India's policy repeats mistake
The last governor general of India, a celebrated political figure and a corecipient of the inaugural Bharat Ratna, India's highest civilian award, Chakravarti Rajagopalachari was hailed as a visionary leader, statesman, and a hero of the Indian freedom movement. Yet a single educational-reform proposal forever tarnished his legacy in the eyes of the Indian masses.
Indian society was historically organized into four social classes or castes. The Brahmins were the topmost and enjoyed the highest social respect and veneration. The lowest of the four were the Shudras, who were denied education, among numerous other ordinary rights, amenities and entitlements.
Then there were the Dalits, or the untouchables, who lay outside this social stratification and were grossly dehumanized.
Traditionally, studying scriptures, treatises, and other scholarly texts was exclusively and rigidly the domain of Brahmins. Shudras and Dalits could not enjoy the prerogative of literacy, and their attempts at learning were met with harsh punishment.
In fact, ancient Indian normative codes of lifestyle and behavior such as the Manusmriti and the Gautama Dharmasutra prescribe severe penalization of attempts to hear, recite, or memorize scriptures or to interrupt, argue with, or correct Brahmins. Punitive measures include filling the listener's ears with molten metal or oil, severing the tongue of the reciter, or even killing the subject in a merciless manner.

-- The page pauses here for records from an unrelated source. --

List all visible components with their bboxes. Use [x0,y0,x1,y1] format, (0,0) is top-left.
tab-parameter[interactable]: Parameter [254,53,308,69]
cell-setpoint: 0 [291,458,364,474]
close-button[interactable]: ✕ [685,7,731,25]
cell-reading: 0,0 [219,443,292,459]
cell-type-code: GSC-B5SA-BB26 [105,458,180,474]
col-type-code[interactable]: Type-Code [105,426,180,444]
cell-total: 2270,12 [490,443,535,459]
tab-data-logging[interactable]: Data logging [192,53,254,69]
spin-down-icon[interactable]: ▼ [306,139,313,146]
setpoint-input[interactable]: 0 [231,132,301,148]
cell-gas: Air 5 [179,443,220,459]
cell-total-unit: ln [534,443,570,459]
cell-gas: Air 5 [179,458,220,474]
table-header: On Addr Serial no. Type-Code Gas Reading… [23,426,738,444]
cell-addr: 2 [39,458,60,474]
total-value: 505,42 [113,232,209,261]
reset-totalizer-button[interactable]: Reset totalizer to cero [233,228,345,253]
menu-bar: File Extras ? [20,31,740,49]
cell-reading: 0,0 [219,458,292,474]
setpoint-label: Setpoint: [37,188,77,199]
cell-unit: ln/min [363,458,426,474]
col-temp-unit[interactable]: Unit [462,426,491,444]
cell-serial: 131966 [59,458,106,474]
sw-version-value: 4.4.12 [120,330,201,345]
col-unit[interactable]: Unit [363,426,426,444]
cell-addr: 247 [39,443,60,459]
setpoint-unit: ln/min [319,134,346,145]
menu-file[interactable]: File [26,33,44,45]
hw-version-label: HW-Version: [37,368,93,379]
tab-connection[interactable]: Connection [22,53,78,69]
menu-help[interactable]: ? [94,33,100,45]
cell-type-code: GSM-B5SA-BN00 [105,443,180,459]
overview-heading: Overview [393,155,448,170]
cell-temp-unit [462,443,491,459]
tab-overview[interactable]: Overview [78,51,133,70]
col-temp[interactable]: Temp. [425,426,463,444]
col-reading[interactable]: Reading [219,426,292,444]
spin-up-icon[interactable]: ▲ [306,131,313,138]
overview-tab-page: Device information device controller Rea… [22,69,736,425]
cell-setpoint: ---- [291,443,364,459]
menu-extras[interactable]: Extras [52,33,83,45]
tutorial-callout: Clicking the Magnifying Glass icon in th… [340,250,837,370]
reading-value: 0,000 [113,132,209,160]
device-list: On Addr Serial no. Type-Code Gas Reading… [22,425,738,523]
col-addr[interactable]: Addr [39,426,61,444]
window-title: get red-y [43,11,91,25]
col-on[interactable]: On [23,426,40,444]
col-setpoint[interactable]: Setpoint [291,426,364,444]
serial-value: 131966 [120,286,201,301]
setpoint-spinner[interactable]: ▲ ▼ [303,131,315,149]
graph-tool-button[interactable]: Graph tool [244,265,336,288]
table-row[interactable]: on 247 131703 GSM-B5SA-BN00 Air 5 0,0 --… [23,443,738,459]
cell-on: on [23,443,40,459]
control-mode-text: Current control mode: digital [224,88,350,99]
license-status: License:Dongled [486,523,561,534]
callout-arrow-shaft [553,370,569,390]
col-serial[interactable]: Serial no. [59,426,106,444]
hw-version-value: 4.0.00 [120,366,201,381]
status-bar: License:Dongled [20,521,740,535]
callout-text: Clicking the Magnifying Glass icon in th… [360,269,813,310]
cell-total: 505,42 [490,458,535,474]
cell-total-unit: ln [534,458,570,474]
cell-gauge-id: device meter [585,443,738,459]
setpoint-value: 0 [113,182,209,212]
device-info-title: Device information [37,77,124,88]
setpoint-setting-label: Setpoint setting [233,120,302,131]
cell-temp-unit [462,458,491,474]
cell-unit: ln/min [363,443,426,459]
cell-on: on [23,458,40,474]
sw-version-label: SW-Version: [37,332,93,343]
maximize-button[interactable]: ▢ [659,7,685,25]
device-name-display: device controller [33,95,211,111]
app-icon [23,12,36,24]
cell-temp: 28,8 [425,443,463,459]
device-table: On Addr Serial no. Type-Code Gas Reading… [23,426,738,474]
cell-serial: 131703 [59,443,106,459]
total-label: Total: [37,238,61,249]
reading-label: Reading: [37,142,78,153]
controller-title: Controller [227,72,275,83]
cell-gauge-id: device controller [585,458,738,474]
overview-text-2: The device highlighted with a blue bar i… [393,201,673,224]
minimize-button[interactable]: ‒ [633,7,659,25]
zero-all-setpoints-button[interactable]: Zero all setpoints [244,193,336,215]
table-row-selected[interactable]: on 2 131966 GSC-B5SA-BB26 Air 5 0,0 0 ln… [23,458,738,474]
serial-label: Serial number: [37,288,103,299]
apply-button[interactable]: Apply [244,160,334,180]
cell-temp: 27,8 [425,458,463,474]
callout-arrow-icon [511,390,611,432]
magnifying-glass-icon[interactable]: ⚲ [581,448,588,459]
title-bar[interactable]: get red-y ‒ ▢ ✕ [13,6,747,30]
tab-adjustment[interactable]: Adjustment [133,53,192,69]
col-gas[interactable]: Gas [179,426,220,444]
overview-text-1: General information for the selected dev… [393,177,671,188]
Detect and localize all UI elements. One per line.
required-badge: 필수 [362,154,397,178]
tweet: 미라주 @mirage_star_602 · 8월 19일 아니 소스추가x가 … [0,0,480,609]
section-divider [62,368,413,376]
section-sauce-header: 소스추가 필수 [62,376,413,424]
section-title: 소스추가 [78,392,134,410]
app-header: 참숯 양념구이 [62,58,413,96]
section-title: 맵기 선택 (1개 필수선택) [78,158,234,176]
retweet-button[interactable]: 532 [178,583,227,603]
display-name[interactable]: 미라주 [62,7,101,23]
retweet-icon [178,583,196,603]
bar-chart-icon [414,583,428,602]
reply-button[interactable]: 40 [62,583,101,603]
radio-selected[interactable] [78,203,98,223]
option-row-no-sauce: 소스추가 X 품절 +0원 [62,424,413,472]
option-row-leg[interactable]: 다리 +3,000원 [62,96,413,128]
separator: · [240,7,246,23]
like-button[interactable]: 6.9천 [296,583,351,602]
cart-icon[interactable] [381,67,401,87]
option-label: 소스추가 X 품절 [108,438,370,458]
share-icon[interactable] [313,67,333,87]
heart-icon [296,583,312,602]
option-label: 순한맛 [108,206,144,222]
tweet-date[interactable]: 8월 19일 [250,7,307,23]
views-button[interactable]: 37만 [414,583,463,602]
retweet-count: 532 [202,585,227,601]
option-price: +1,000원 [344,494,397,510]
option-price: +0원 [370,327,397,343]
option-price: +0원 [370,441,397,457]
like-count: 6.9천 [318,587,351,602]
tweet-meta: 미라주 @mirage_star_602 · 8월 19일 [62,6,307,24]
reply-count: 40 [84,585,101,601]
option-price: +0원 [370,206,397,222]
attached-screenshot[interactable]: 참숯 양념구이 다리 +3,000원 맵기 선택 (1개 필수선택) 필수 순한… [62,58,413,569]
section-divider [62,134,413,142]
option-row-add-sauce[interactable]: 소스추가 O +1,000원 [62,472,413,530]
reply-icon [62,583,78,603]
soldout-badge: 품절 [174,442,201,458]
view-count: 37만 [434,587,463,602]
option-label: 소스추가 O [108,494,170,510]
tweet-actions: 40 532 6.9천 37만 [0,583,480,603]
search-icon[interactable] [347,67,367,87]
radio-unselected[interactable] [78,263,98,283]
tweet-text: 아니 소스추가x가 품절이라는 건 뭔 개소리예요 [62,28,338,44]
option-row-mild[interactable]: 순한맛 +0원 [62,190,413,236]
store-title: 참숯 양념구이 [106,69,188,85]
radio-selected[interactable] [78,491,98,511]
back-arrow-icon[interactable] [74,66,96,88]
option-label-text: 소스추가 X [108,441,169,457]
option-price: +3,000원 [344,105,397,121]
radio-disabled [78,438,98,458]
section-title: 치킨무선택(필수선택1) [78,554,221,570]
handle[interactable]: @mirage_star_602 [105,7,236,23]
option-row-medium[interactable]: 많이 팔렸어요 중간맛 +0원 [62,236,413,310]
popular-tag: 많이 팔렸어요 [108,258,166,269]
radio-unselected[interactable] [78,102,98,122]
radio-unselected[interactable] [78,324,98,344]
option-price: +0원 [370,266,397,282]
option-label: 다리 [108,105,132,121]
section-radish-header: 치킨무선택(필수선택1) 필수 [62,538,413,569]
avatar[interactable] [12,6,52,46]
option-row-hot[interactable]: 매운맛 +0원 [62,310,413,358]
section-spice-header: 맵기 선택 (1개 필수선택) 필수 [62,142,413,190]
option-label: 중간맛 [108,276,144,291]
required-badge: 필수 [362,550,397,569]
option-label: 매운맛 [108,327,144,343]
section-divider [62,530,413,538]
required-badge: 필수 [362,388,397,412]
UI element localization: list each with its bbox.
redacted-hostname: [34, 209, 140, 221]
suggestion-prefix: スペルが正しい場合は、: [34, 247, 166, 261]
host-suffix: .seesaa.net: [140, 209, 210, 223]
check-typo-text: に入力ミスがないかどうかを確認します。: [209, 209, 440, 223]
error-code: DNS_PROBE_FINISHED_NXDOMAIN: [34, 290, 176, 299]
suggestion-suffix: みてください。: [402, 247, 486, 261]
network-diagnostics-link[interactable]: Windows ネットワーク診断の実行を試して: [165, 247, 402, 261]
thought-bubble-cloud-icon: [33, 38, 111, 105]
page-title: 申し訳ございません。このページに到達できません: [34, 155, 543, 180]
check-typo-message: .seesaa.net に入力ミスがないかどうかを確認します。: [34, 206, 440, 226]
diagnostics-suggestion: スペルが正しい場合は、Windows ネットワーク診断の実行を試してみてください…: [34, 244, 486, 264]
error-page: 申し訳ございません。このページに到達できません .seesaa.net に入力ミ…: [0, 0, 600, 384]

In 1953, in a purported bid to counter the colonial influence on education, and roll back occidental (read modern) impressions, the erstwhile chief minister of Madras state, Rajagopalachari, introduced the Modified Scheme of Elementary Education under which schools were to work in the morning and students compulsorily had to learn their respective family vocations in the afternoon.
It had only been a few decades that Dalits and Shudras had been attending schools and joining government jobs. The scheme of two sessions in elementary school where the latter would be spent learning one's family trade, craft, or profession, was problematic as it indirectly ensured that the practitioners of underprivileged, menial, and dishonorable professions, already egregiously mistreated, obligated and underpaid, at times unpaid, would pass on the burden to their children.
In fact, for hundreds of thousands of Indian children, their "family vocation" meant partaking in obligatory menial activities like manual scavenging, rag picking, domestic labor such as sweeping.
It was seen as a crafty ploy devised by the Brahminist Rajagopalachari abusing his authority and legislatorial designation to keep the downtrodden in utter, bleak ignominy and perpetuate the ongoing social paradigms and caste hierarchy. By stripping children of choice, the suggested reform was not merely detrimental to social mobility but was imposing perpetual servitude upon the lowest castes.
Against the backdrop of abject poverty and illiteracy, this was seen as an attempt to restrict knowledge to those who already favorably possessed it, reinforce entitlements and the hierarchical social order, and distract youth from modernization and exposure to Western ideas. The scheme was deferred and the whole controversy indirectly cost him his chief ministership. His successor dropped the very idea altogether.
Sixty-seven years later, the new National Education Policy (NEP) brought in by the BJP (Bharatiya Janata Party) government should trigger similar concerns. While like most other sudden strides of the regime, this proposal could be deemed "well intended," for it seeks to make youth self-reliant, enhance and uphold the dignity of labor, and address the commonly bemoaned lack of self-dependency in Indian children, it will likely end up doing more harm than good in practice.
Whereas such countries as Japan and Russia train students early on in performing chores, everyday tasks, and basic repairs and crafts, as an integral part of education, these measures are seen as duties and responsibilities that help make the classroom and the society more egalitarian, united by the dignity of labor.